"Yes, by gad! It was the very devil—"
Here my uncle became unexpectedly and strangely angry. He pushed away his plate of savories, frowned with an expression of loathing, and, smoking a cigarette, muttered:
"They rob one another; then they catch one another and put one another away in prisons in Siberia, in the galleys; but what is it to do with me? I spit upon them all! I have my own soul!"
The shaggy stoker stood before me; he also had been wont to "spit upon" people, and he also was called Yaakov.
"What are you thinking about?" asked my uncle softly.
"Were you sorry for the convicts?"
"It is easy to pity them, they are such children; it is amazing! Sometimes I would look at one of them and think: I am not worthy to black his boots; although I am set over him! Clever devils, skilful with their hands."

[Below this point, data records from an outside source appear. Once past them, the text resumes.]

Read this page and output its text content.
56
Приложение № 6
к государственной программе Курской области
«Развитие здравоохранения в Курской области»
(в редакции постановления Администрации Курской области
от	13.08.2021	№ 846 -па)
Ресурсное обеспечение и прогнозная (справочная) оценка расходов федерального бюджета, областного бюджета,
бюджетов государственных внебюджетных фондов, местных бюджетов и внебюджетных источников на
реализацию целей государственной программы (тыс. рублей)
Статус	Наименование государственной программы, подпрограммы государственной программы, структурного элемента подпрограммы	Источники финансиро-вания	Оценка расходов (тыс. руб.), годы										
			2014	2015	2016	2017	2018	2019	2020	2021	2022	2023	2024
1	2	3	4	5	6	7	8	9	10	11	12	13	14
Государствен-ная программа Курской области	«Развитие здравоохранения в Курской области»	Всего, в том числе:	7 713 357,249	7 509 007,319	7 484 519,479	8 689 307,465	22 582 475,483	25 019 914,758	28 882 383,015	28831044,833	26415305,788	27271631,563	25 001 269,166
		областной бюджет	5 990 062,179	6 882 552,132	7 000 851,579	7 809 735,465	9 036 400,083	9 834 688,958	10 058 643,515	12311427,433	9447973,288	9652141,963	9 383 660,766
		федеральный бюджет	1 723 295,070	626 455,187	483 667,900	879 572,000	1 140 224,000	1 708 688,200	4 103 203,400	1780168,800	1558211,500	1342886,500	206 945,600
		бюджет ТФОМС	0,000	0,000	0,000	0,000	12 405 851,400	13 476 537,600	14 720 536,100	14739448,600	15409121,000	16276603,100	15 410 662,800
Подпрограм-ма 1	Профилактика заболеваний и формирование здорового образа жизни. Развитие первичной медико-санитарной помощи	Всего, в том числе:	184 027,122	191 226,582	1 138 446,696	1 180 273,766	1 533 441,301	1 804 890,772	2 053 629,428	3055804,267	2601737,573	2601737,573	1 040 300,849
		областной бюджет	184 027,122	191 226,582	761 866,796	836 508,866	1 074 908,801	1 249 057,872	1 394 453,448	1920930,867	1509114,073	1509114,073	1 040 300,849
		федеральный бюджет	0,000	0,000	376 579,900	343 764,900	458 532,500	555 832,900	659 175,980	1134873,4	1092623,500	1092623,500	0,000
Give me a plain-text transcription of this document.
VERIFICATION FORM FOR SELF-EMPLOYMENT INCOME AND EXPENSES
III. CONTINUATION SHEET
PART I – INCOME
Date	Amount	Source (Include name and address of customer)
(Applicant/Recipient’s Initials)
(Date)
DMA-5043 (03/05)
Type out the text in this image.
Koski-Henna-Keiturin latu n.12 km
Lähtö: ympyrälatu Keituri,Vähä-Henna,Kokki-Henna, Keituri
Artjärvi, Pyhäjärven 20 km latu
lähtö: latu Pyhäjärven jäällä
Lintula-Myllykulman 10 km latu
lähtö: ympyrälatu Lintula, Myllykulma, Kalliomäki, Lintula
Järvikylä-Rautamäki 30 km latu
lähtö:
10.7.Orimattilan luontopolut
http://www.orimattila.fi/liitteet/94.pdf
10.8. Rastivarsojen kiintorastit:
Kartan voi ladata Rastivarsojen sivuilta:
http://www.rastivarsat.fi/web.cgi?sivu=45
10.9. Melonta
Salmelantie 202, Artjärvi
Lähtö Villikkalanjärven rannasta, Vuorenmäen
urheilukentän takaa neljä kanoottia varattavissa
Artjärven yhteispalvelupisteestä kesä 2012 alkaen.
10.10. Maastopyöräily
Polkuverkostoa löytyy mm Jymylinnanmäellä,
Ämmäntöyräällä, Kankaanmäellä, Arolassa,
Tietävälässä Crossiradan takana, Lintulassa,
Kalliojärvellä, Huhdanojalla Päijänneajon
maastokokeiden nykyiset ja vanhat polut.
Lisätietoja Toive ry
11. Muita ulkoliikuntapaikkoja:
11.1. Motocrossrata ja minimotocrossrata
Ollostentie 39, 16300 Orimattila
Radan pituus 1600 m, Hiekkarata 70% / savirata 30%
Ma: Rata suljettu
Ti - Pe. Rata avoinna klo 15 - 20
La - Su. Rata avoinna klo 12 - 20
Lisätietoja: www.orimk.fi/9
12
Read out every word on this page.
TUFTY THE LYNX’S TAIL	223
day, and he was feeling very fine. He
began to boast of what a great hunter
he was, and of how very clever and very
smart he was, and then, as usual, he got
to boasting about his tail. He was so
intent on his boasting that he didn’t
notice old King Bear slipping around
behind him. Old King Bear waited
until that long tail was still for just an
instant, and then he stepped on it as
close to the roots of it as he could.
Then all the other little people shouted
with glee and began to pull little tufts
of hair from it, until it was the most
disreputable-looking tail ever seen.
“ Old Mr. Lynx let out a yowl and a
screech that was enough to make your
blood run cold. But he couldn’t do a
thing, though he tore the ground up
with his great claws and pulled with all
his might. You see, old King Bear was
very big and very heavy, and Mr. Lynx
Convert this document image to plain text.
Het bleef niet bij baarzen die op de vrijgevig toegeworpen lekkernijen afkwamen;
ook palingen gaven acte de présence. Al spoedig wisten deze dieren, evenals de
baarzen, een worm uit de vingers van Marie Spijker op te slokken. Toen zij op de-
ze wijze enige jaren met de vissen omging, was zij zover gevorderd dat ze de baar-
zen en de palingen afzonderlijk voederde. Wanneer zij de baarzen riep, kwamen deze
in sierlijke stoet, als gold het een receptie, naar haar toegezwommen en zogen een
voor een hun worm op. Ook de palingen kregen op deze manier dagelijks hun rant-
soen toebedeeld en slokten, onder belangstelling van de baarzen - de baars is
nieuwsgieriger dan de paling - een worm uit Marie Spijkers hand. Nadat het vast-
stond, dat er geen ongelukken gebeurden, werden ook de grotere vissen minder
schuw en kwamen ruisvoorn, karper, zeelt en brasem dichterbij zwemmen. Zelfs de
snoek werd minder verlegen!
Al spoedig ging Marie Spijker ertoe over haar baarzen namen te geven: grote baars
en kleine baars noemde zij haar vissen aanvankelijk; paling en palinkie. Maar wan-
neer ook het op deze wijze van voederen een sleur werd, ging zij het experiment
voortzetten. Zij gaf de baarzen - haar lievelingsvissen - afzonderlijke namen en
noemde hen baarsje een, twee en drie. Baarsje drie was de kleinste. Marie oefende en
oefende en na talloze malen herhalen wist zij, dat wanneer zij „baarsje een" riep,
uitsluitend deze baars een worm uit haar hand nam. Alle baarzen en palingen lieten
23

The wine and his reminiscences had again pleasantly animated him. With his elbows resting on the window-sill, waving his yellow hand with the cigarette between its fingers, he spoke with energy:
"One of them, a crooked fellow, an engraver and watchmaker, was convicted of coining. You ought to have heard how he talked! It was like a song, a flame! 'Explain to me,' he would say; 'why may the exchequer coin money while I may not? Tell me that!' And no one could tell him why, no one, not even I, and I was chief over him. There was another, a well-known Moscow thief, quiet mannered, foppish, neat as a pin, who used to say courteously: 'People work till their senses are blunted, and I have no desire to do the same. I have tried it. You work and work till weariness has made a fool of you, get drunk on two copecks, lose seven copecks at cards, get a woman to be kind to you for five copecks, and then, all over again, cold and hungry. No,' he says, 'I am not playing that game.'"
Uncle Yaakov bent over the table and continued, reddening to the tips of his ears. He was so excited that even his small ears quivered.